TL;DR
Multimodal models are advancing rapidly across research and industry. Their architecture can be characterized into four different types.
- Types A and B integrate multimodal data within the internal layers of the model.
- Type A relies on standard cross-attention for fusion
- Type B introduces custom-designed layers for multimodal fusion
- Types C and D fuse multimodal at the input stage (early fusion)
- Type C uses modality-specific encoders without tokenization
- Type D employs tokenizers for each modality at the input and able to generate outputs with multimodalities (any-to-any multimodal models)
Model Architecture Overview
Models processing images, audio, or video alongside text have evolved significantly. Recent developments have emphasized image-text integration across diverse vision-language tasks, resulting in varied multimodal architectures based on the fusion method.
Type A: Standard Cross-attention based Deep Fusion (SCDF)
- Uses a pre-trained language model (LLM)
- Multimodal inputs (images/audio/video) pass through modality-specific encoders
- A resampler generates embeddings suitable the requirements of the decoder layer
- Cross-attention layers facilitate deep fusion of multimodal data within the model’s layers
Examples of models in this category: Flamingo, OpenFlamingo, Otter (trained on MIMIC-IT dataset on top of OpenFlamingo), MultiModal-GPT (derived from OpenFlamingo), PaLI-X, IDEFICS (open-access reproduction of Flamingo), Dolphins (based on OpenFlamingo architecture), VL-BART, and VL-T5.

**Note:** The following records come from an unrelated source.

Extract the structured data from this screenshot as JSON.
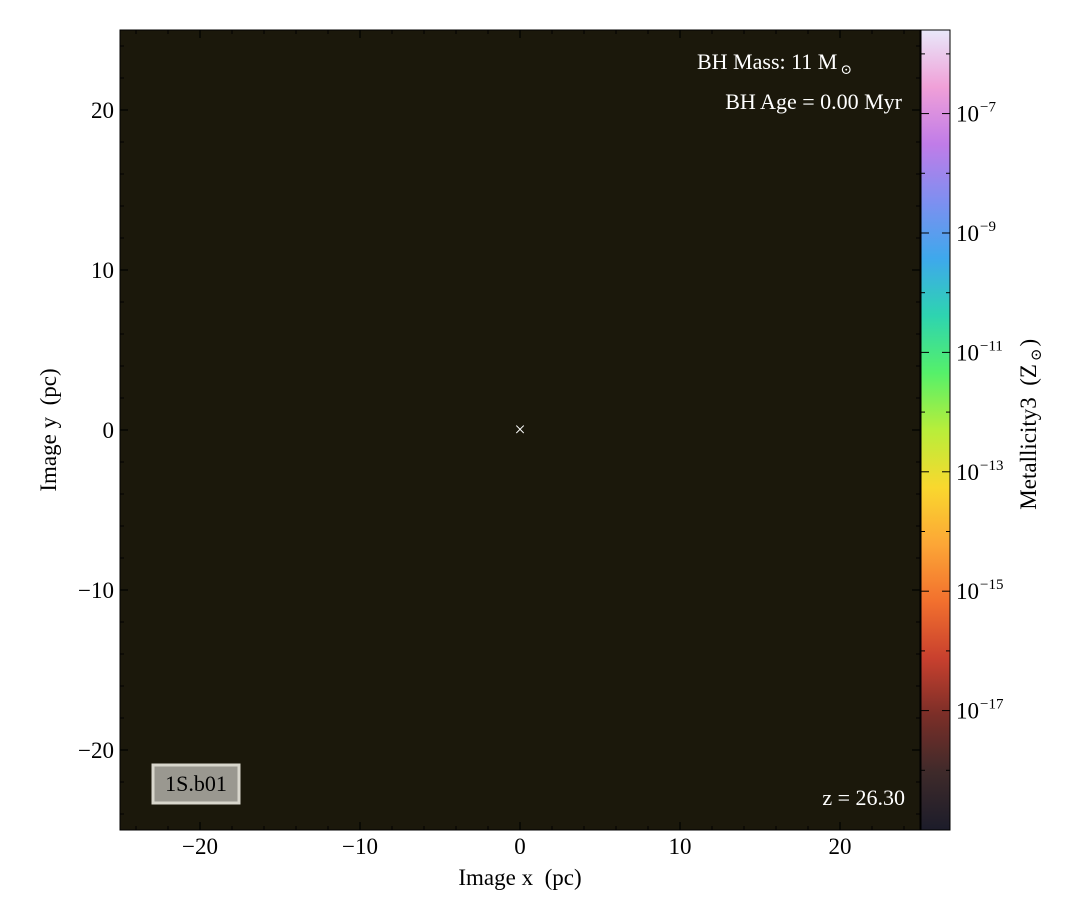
{
  "chart_data": {
    "type": "heatmap",
    "title": "",
    "xlabel": "Image x  (pc)",
    "ylabel": "Image y  (pc)",
    "xlim": [
      -25,
      25
    ],
    "ylim": [
      -25,
      25
    ],
    "x_ticks": [
      -20,
      -10,
      0,
      10,
      20
    ],
    "y_ticks": [
      -20,
      -10,
      0,
      10,
      20
    ],
    "x_tick_labels": [
      "−20",
      "−10",
      "0",
      "10",
      "20"
    ],
    "y_tick_labels": [
      "−20",
      "−10",
      "0",
      "10",
      "20"
    ],
    "grid": false,
    "field_value_color": "#1b180b",
    "marker": {
      "symbol": "×",
      "x": 0,
      "y": 0,
      "color": "#ffffff"
    },
    "annotations": {
      "bh_mass_prefix": "BH Mass: 11 M",
      "bh_mass_sub": "⊙",
      "bh_age": "BH Age = 0.00 Myr",
      "redshift": "z = 26.30",
      "run_label": "1S.b01"
    },
    "colorbar": {
      "label_main": "Metallicity3  (Z",
      "label_sub": "⊙",
      "label_close": ")",
      "scale": "log",
      "log_range": [
        -19,
        -5.6
      ],
      "ticks": [
        {
          "exp": -17,
          "label_base": "10",
          "label_exp": "−17"
        },
        {
          "exp": -15,
          "label_base": "10",
          "label_exp": "−15"
        },
        {
          "exp": -13,
          "label_base": "10",
          "label_exp": "−13"
        },
        {
          "exp": -11,
          "label_base": "10",
          "label_exp": "−11"
        },
        {
          "exp": -9,
          "label_base": "10",
          "label_exp": "−9"
        },
        {
          "exp": -7,
          "label_base": "10",
          "label_exp": "−7"
        }
      ],
      "colormap_stops": [
        "#1c1c2a",
        "#3e2a2a",
        "#7a2e28",
        "#c8402e",
        "#f2702e",
        "#fca636",
        "#f9d82e",
        "#b8ee3a",
        "#55f06a",
        "#2ed4b0",
        "#3ea8ec",
        "#7e8ff0",
        "#c07ce8",
        "#f0a0d8",
        "#e8e8fa"
      ]
    }
  }
}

Type B: Custom Layer based Deep Fusion (CLDF)
- Employs a pre-trained LLM
- Modality-specific encoders process the multimodal input
- Custom cross-attention layers, such as learnable linear layers or MLPs, integrate multimodal data in the model’s internal layers
- Some implementations include a learnable gating factor to control cross-attention contributions
Examples of models in this category: LLaMA-Adapter, LLaMA-Adapter-V2 G, CogVLM, mPLUG-Owl2, CogAgent, InternVL, MM-Interleaved, CogCoM, InternLM-XComposer2, MoE-LLaVA, and LION.

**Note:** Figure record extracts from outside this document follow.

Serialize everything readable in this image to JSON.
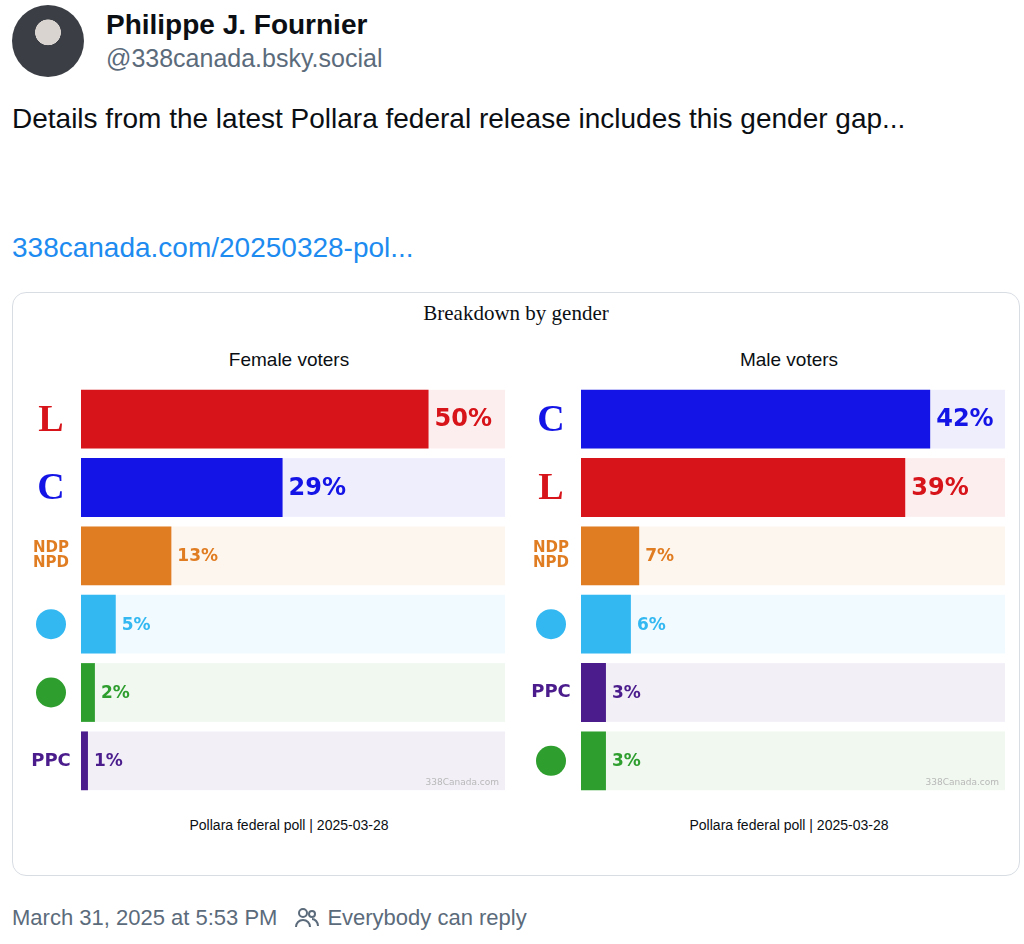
{
  "post": {
    "author": "Philippe J. Fournier",
    "handle": "@338canada.bsky.social",
    "text": "Details from the latest Pollara federal release includes this gender gap...",
    "link": "338canada.com/20250328-pol...",
    "timestamp": "March 31, 2025 at 5:53 PM",
    "reply_setting": "Everybody can reply"
  },
  "figure_title": "Breakdown by gender",
  "chart_data": [
    {
      "type": "bar",
      "orientation": "horizontal",
      "title": "Female voters",
      "categories": [
        "L",
        "C",
        "NDP NPD",
        null,
        null,
        "PPC"
      ],
      "values": [
        50,
        29,
        13,
        5,
        2,
        1
      ],
      "value_labels": [
        "50%",
        "29%",
        "13%",
        "5%",
        "2%",
        "1%"
      ],
      "colors": [
        "#d7141a",
        "#1414e6",
        "#e07d22",
        "#33b8f2",
        "#2e9e2e",
        "#4a1c8c"
      ],
      "xlim": [
        0,
        61
      ],
      "grid": false,
      "data_labels": true,
      "tick_labels": "y",
      "source": "Pollara federal poll | 2025-03-28",
      "watermark": "338Canada.com"
    },
    {
      "type": "bar",
      "orientation": "horizontal",
      "title": "Male voters",
      "categories": [
        "C",
        "L",
        "NDP NPD",
        null,
        "PPC",
        null
      ],
      "values": [
        42,
        39,
        7,
        6,
        3,
        3
      ],
      "value_labels": [
        "42%",
        "39%",
        "7%",
        "6%",
        "3%",
        "3%"
      ],
      "colors": [
        "#1414e6",
        "#d7141a",
        "#e07d22",
        "#33b8f2",
        "#4a1c8c",
        "#2e9e2e"
      ],
      "xlim": [
        0,
        51
      ],
      "grid": false,
      "data_labels": true,
      "tick_labels": "y",
      "source": "Pollara federal poll | 2025-03-28",
      "watermark": "338Canada.com"
    }
  ]
}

Type C: Non-Tokenized Early Fusion (NTEF)
This approach stands out as the most widely adopted multimodal model architecture.

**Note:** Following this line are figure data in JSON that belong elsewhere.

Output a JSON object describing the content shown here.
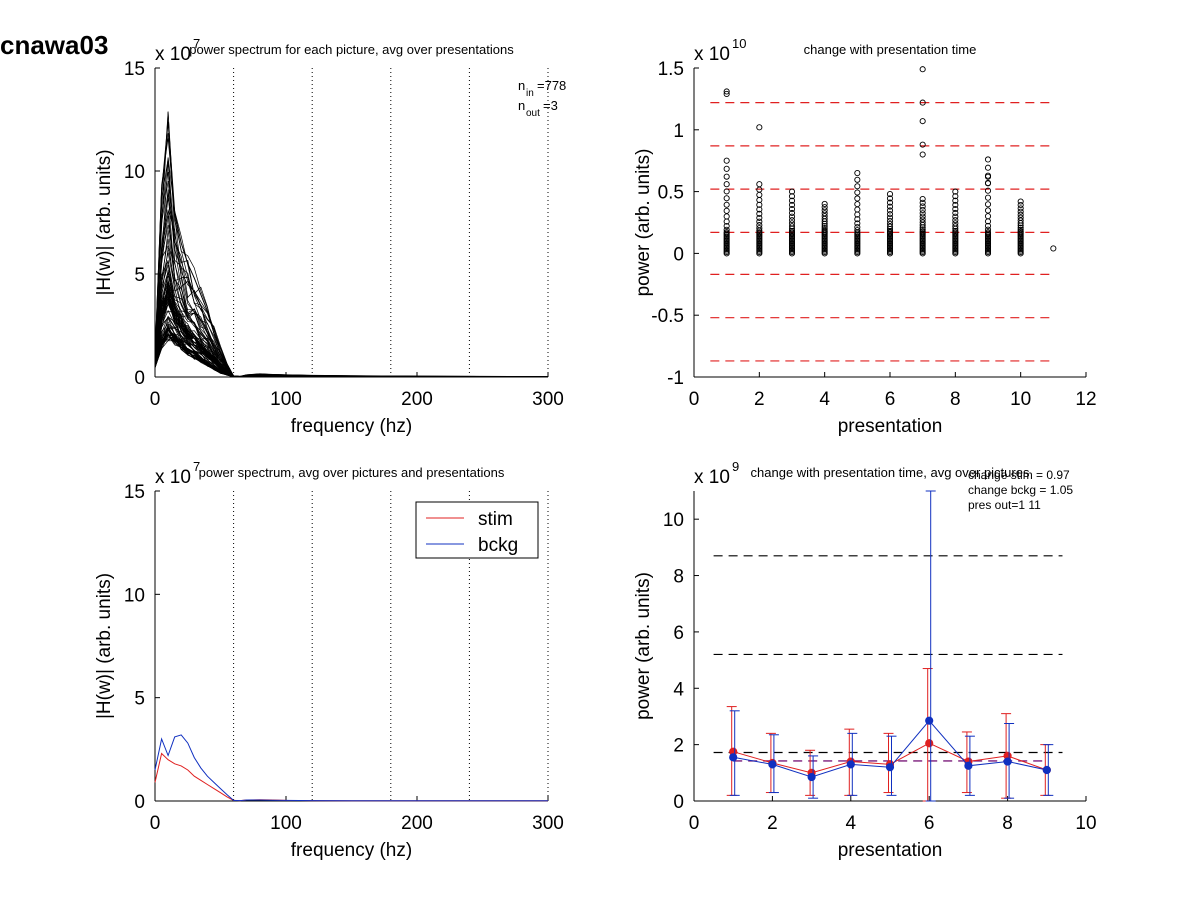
{
  "figure": {
    "title": "cnawa03"
  },
  "chart_data": [
    {
      "id": "p1",
      "type": "line",
      "title": "power spectrum for each picture, avg over presentations",
      "xlabel": "frequency (hz)",
      "ylabel": "|H(w)| (arb. units)",
      "yexp": "x 10^7",
      "yexp_base": "x 10",
      "yexp_power": "7",
      "xlim": [
        0,
        300
      ],
      "ylim": [
        0,
        15
      ],
      "xticks": [
        0,
        100,
        200,
        300
      ],
      "yticks": [
        0,
        5,
        10,
        15
      ],
      "vlines": [
        60,
        120,
        180,
        240,
        300
      ],
      "annotations": {
        "n_in": "n_in=778",
        "n_out": "n_out=3"
      },
      "annotation_parts": {
        "nin_base": "n",
        "nin_sub": "in",
        "nin_val": "=778",
        "nout_base": "n",
        "nout_sub": "out",
        "nout_val": "=3"
      },
      "series_count": 778,
      "freq": [
        0,
        5,
        10,
        15,
        20,
        25,
        30,
        35,
        40,
        45,
        50,
        55,
        60,
        65,
        70,
        80,
        90,
        100,
        120,
        150,
        200,
        250,
        300
      ],
      "envelope": {
        "max": [
          1.0,
          9.0,
          12.4,
          8.0,
          6.5,
          5.5,
          4.8,
          4.0,
          3.2,
          2.3,
          1.4,
          0.6,
          0.05,
          0.03,
          0.1,
          0.15,
          0.12,
          0.1,
          0.08,
          0.06,
          0.04,
          0.03,
          0.02
        ],
        "median": [
          0.5,
          1.5,
          2.0,
          1.8,
          1.5,
          1.2,
          1.0,
          0.8,
          0.6,
          0.4,
          0.2,
          0.1,
          0.01,
          0.01,
          0.03,
          0.04,
          0.03,
          0.02,
          0.02,
          0.01,
          0.01,
          0.01,
          0.01
        ]
      }
    },
    {
      "id": "p2",
      "type": "scatter",
      "title": "change with presentation time",
      "xlabel": "presentation",
      "ylabel": "power (arb. units)",
      "yexp": "x 10^10",
      "yexp_base": "x 10",
      "yexp_power": "10",
      "xlim": [
        0,
        12
      ],
      "ylim": [
        -1,
        1.5
      ],
      "xticks": [
        0,
        2,
        4,
        6,
        8,
        10,
        12
      ],
      "yticks": [
        -1,
        -0.5,
        0,
        0.5,
        1,
        1.5
      ],
      "hlines": [
        -0.87,
        -0.52,
        -0.17,
        0.17,
        0.52,
        0.87,
        1.22
      ],
      "hline_color": "#e02020",
      "points": [
        {
          "x": 1,
          "max": 0.75,
          "outliers": [
            1.29,
            1.31
          ]
        },
        {
          "x": 2,
          "max": 0.56,
          "outliers": [
            1.02
          ]
        },
        {
          "x": 3,
          "max": 0.5,
          "outliers": []
        },
        {
          "x": 4,
          "max": 0.4,
          "outliers": []
        },
        {
          "x": 5,
          "max": 0.65,
          "outliers": []
        },
        {
          "x": 6,
          "max": 0.48,
          "outliers": []
        },
        {
          "x": 7,
          "max": 0.44,
          "outliers": [
            1.49,
            1.22,
            1.07,
            0.88,
            0.8
          ]
        },
        {
          "x": 8,
          "max": 0.5,
          "outliers": []
        },
        {
          "x": 9,
          "max": 0.76,
          "outliers": [
            0.62,
            0.57
          ]
        },
        {
          "x": 10,
          "max": 0.42,
          "outliers": []
        },
        {
          "x": 11,
          "max": 0.04,
          "outliers": []
        }
      ]
    },
    {
      "id": "p3",
      "type": "line",
      "title": "power spectrum, avg over pictures and presentations",
      "xlabel": "frequency (hz)",
      "ylabel": "|H(w)| (arb. units)",
      "yexp": "x 10^7",
      "yexp_base": "x 10",
      "yexp_power": "7",
      "xlim": [
        0,
        300
      ],
      "ylim": [
        0,
        15
      ],
      "xticks": [
        0,
        100,
        200,
        300
      ],
      "yticks": [
        0,
        5,
        10,
        15
      ],
      "vlines": [
        60,
        120,
        180,
        240,
        300
      ],
      "legend_position": "top-right",
      "x": [
        0,
        5,
        10,
        15,
        20,
        25,
        30,
        35,
        40,
        45,
        50,
        55,
        60,
        65,
        70,
        80,
        90,
        100,
        120,
        150,
        200,
        250,
        300
      ],
      "series": [
        {
          "name": "stim",
          "color": "#e02020",
          "values": [
            0.9,
            2.3,
            2.0,
            1.8,
            1.7,
            1.5,
            1.2,
            1.0,
            0.8,
            0.6,
            0.4,
            0.2,
            0.03,
            0.02,
            0.05,
            0.06,
            0.05,
            0.03,
            0.02,
            0.01,
            0.01,
            0.01,
            0.01
          ]
        },
        {
          "name": "bckg",
          "color": "#1030c0",
          "values": [
            1.5,
            3.0,
            2.2,
            3.1,
            3.2,
            2.8,
            2.1,
            1.6,
            1.2,
            0.9,
            0.6,
            0.3,
            0.03,
            0.02,
            0.05,
            0.05,
            0.04,
            0.03,
            0.02,
            0.01,
            0.01,
            0.01,
            0.01
          ]
        }
      ]
    },
    {
      "id": "p4",
      "type": "line",
      "title": "change with presentation time, avg over pictures",
      "xlabel": "presentation",
      "ylabel": "power (arb. units)",
      "yexp": "x 10^9",
      "yexp_base": "x 10",
      "yexp_power": "9",
      "xlim": [
        0,
        10
      ],
      "ylim": [
        0,
        11
      ],
      "xticks": [
        0,
        2,
        4,
        6,
        8,
        10
      ],
      "yticks": [
        0,
        2,
        4,
        6,
        8,
        10
      ],
      "hlines": [
        1.72,
        5.2,
        8.7
      ],
      "mean_line": 1.42,
      "annotations": [
        "change stim = 0.97",
        "change bckg = 1.05",
        "pres out=1 11"
      ],
      "x": [
        1,
        2,
        3,
        4,
        5,
        6,
        7,
        8,
        9
      ],
      "series": [
        {
          "name": "stim",
          "color": "#e02020",
          "values": [
            1.75,
            1.35,
            1.0,
            1.4,
            1.3,
            2.05,
            1.4,
            1.6,
            1.1
          ],
          "err_low": [
            0.2,
            0.3,
            0.2,
            0.2,
            0.3,
            0.0,
            0.3,
            0.1,
            0.2
          ],
          "err_high": [
            3.35,
            2.4,
            1.8,
            2.55,
            2.4,
            4.7,
            2.45,
            3.1,
            2.0
          ]
        },
        {
          "name": "bckg",
          "color": "#1030c0",
          "values": [
            1.55,
            1.3,
            0.85,
            1.3,
            1.2,
            2.85,
            1.25,
            1.4,
            1.1
          ],
          "err_low": [
            0.2,
            0.3,
            0.1,
            0.2,
            0.2,
            0.0,
            0.2,
            0.1,
            0.2
          ],
          "err_high": [
            3.2,
            2.35,
            1.6,
            2.4,
            2.3,
            11.0,
            2.3,
            2.75,
            2.0
          ]
        }
      ]
    }
  ]
}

- A pretrained LLM acts as the decoder without architecture modifications.
- Modality-specific encoders are employed.
- Multimodal fusion occurs at the input stage (without tokenization, a non discrete inputs are fed to the model).
Training procedure:
- Pretraining: Freeze LLM and Encoder. Only train the projection layer/s for Vision-Language alignment.
- Instruction and alignment tuning: Train projection layer and LLM for multimodal tasks.
Examples of models in this category: LLaVA, PaLM-E, MiniGPT-v2, BLIP-2, MiniGPT-4, Video-LLaMA, defics2, MM1
Type D: Tokenized Early Fusion (TEF)
Models of this type are trained auto-regressively to generate text tokens along with other modalities tokens (image, audio, and videos).
- Uses a pretrained LLM as the decoder
- Modality-specific encoders are applied
- Tokenizes all modalities at the input (discrete tokens)
- Capable of generating outputs in multiple modalities
Examples of models in this category: LaVIT, TEAL, CM3Leon, VL-GPT, Unicode, SEED, 4M, Unified-IO, Unified-IO-2.